In Mexico City, Diego told me of the phrase "espejos de Cortez" - mirrors of Cortez. The story is that one reason the Aztec empire prized gold was for its reflective properties. It was beautiful but also practical. The Spanish though saw gold only with economic properties, as a rare material that would bring wealth and glory to the Spanish empire. Seeing the abundance of gold that the Aztecs had, Cortez offered a trade: their gold for Spanish-made mirrors. These mirrors held even greater reflective properties than gold and so held even greater value to the Aztec peoples but ultimately the trade was entirely in the Spaniards' favour because the gold enabled them to build an empire that went on to exploit, enslave, and murder Aztecs and many other indigenous people by the tens of millions. The mirrors of Cortez: a phrase referring to the exploitative way that European culture has usurped and supplanted indigenous culture.

This has not stopped. Colonisation is today as it has been for five centuries. Antigua is a theme park for US, European, Israeli, and Australian travellers. Roatán is a Honduran island that carries out its commerce in US dollars. Guatemala is a country divided by US evangelism. Shopping malls dotted throughout Latin America are identical to shopping malls in Norwich, London, New York, Delhi. India's urban and economic development mimics the Western capitalist model superbly. English language media permeates every corner of the globe. Los espejos de Cortez are manifold and multiplying.

And I am part of the problem. As someone from England travelling through these parts of the world I am exactly the demographic that is turning local culture into a museum or theme park, taking without much giving, gentrifying, weighting the world towards Europe. There is a growing part of me uncomfortable with this arrangement. I am not patronising enough to believe that the locals here are somehow helpless beneath the duress of my mighty European being; I am sure many are happy with the situation, both financially and culturally, and making the most of it. Nor am I ignorant enough to believe it happens only to indigenous cultures.
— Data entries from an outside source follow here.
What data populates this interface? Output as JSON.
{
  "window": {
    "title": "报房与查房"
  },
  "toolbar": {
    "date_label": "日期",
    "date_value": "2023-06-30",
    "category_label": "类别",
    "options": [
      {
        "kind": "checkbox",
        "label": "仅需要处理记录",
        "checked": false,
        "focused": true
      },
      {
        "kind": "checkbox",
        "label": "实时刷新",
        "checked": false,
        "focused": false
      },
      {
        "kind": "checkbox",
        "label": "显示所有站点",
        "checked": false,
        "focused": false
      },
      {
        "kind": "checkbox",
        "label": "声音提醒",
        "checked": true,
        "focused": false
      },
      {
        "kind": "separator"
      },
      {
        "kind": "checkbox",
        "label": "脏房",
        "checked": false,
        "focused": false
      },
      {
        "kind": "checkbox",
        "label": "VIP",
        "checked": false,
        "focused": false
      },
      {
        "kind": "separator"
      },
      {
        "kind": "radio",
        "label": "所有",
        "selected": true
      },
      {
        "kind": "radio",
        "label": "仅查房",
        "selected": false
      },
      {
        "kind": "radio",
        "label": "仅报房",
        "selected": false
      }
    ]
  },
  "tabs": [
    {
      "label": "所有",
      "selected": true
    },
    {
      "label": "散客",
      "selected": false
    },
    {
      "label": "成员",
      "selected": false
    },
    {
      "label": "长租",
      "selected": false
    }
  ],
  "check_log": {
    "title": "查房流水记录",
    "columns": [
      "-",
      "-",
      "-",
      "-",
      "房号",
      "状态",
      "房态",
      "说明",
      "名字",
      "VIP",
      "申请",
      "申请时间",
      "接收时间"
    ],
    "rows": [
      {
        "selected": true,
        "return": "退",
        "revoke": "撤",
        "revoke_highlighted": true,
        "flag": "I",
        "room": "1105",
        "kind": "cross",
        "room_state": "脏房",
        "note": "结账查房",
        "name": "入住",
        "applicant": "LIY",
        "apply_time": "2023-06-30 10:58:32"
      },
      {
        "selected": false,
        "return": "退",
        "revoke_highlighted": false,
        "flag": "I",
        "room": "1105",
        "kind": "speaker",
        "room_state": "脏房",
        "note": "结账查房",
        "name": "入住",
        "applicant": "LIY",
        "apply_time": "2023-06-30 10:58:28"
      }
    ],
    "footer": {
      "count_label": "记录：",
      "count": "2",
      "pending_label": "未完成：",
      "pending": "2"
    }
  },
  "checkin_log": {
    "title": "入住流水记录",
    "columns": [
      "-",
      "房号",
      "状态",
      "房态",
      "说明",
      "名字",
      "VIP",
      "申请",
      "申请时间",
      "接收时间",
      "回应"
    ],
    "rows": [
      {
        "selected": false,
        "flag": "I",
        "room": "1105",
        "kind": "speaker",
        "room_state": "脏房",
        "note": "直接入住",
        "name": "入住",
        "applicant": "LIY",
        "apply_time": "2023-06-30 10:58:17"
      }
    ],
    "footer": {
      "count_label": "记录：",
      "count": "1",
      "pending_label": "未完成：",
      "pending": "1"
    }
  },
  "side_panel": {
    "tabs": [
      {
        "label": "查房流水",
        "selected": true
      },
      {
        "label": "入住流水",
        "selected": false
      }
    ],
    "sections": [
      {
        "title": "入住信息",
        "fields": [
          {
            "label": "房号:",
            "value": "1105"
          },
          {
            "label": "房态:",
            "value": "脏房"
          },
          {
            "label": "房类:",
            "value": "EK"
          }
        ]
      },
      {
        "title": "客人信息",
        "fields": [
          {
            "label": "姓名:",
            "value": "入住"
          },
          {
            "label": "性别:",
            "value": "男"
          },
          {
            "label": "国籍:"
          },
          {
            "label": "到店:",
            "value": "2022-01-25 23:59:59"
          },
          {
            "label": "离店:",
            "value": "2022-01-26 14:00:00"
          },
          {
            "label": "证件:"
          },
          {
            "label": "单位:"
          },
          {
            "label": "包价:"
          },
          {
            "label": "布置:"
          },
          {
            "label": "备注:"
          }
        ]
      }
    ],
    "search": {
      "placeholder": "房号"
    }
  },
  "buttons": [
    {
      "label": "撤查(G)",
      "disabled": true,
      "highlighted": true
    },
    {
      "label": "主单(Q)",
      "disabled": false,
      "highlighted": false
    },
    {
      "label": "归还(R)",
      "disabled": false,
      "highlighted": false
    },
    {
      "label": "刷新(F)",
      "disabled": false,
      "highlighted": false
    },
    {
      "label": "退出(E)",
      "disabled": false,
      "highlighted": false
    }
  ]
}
Everywhere sells itself as a product or commodity. Tourism grips the world. However that doesn't change that difficulty I have with myself in my role. The value of my home has taken on new meanings.

It is now Sunday morning and I am sat in an apartment in Bogotá, Columbia, overlooking a city that is the cleanest I have seen in three and a half months. It took the night through to write this entry because of the weird hours and flight connections required to arrive at this, my eighth country and fifth continent, but I hope it hasn't taken you quite so long to read. Tomorrow E's sister L arrives and we will be spending two weeks together, making our way up to the coastal city of Cartegena in the most jolly way possible. It will be great to see a familiar face and, as E has said, to be able to make a joke without then having to explain it. Hasta luego, muchachos.